Ее муж, партнер, или кто он там был (после трех месяцев попыток организовать театр он исчез), с виду казался моложе ее — или просто хорошо сохранился. А может, все дело было в том, что он подкрашивал усы и носил красные и голубые рубашки, ярким пятном выделявшиеся на фоне охры и тусклой зелени окрестностей. «Заткнись, любимая», — говорил он, когда у нее случались приступы дурного настроения, немотивированной злобы. Обиды на весь мир. Или когда ночами она стонала от боли в позвоночнике, от которой не помогало уже практически ничего. Он поворачивался на другой бок и говорил в темноту: «Заткнись, любимая».
Неизвестно, при каких обстоятельствах он ушел: возможно, они поссорились, и на сей раз — окончательно и бесповоротно. А может, ему опостылела эта развалюха — покосившаяся, с протекающей крышей и выбитыми стеклами на веранде. Как бы там ни было, он исчез.

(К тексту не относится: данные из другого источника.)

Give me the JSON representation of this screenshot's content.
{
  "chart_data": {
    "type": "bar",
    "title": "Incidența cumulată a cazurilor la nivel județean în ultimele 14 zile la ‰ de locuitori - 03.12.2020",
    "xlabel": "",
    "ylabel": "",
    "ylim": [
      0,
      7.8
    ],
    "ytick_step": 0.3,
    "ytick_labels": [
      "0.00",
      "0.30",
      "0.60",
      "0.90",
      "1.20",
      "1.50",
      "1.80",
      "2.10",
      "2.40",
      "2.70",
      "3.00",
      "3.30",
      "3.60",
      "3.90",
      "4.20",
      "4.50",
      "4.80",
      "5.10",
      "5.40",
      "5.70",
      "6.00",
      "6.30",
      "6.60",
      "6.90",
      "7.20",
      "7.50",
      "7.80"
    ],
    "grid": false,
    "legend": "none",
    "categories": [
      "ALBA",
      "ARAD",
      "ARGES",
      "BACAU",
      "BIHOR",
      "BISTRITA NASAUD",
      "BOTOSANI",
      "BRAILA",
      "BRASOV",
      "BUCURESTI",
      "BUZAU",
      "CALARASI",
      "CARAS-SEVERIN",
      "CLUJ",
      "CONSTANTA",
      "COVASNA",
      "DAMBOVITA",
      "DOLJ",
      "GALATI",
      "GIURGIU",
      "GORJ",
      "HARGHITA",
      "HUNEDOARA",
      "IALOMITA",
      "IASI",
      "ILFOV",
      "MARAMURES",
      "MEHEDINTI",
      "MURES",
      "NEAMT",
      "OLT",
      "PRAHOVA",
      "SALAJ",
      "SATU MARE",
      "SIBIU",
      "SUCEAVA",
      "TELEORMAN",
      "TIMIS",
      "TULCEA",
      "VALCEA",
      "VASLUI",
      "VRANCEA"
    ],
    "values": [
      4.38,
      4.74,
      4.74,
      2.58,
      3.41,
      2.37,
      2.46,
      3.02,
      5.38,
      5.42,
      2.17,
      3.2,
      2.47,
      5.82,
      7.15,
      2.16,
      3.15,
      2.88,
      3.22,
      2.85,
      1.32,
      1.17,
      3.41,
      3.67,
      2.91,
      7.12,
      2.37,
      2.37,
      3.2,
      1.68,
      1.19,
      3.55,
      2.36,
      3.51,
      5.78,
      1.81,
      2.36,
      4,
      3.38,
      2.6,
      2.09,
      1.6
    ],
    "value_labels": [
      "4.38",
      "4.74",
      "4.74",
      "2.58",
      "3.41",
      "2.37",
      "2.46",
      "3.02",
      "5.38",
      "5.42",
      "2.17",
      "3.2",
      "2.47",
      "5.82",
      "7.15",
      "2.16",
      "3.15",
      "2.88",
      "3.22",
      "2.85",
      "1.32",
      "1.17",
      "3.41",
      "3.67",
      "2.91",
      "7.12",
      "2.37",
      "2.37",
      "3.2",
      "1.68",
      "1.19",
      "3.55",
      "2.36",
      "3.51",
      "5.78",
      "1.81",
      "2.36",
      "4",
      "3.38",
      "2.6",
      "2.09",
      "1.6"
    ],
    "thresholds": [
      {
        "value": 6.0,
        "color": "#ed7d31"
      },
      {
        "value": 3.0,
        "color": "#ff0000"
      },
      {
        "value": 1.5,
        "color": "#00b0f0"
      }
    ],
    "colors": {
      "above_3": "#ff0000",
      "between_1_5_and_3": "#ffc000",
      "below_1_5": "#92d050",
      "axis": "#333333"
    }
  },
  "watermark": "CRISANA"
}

Она держалась так, будто ничего не произошло. Только иногда просила фермера, у которого — единственного во всей деревне — была машина, привезти ей что-нибудь из города, или отправить почту, или оплатить счета за электричество. Кроме того, ей регулярно приходили деньги — то ли пенсия, то ли пособие. Порой она выбиралась в город сама и тогда покупала в аптеке кремы, лекарства и бальзамы. Всё — хороших западных фирм.
Сухая кожа, сколько с ней хлопот! Ее надо умащивать жирными кремами, а еще лучше — маслом какао, у которого такой приторный запах, что потом болит голова. Увлажнять, питать, массировать. Бывало, что самые лучшие, самые дорогие кремы не давали никакого эффекта, зато помогало обыкновенное оливковое масло. С такой вот кожей она родилась. Был у нее характерный жест: она проводила подушечками пальцев по лицу, по шее, по плечам. Кожа, казалось, трещит под пальцами — такая натянутая. Если бы люди могли гореть, как леса во время засухи, она полыхала бы, словно факел. Сухая и горячая — ей редко бывало холодно. А еще она становилась на кончики пальцев — настоящая балерина, — поднимала руки, набирала в легкие воздуха и ступала плавно, изящно, как будто танцуя.
Она не стала делать в доме ремонт. Время от времени нанимала для уборки кого-нибудь из деревенских, чаще всего одну молодую женщину — безработную, без мужа и с ребенком. Платила ей прилично, и та поддерживала порядок; впрочем, и убирать-то было особенно нечего: хозяйка передвигалась, как призрак, — легко и бесшумно. Ела она немного — если вообще что-то ела — и никогда ничего не разбрасывала. Жила в одной из комнат на втором этаже, в остальные не заглядывала. Только стелила за собой постель да затевала порой небольшую стирку. Еду себе не готовила — питалась фруктами, морковью, черным хлебом и мюсли с молоком. За молоком ходила в деревню. Пила его прямо из-под коровы, вызывая брезгливость хозяйки, которая эту корову при ней доила. В ее возрасте необходимо заботиться о костях. Остеопороз и прочие опасности. Человек делается хрупким, как высохшая тростинка.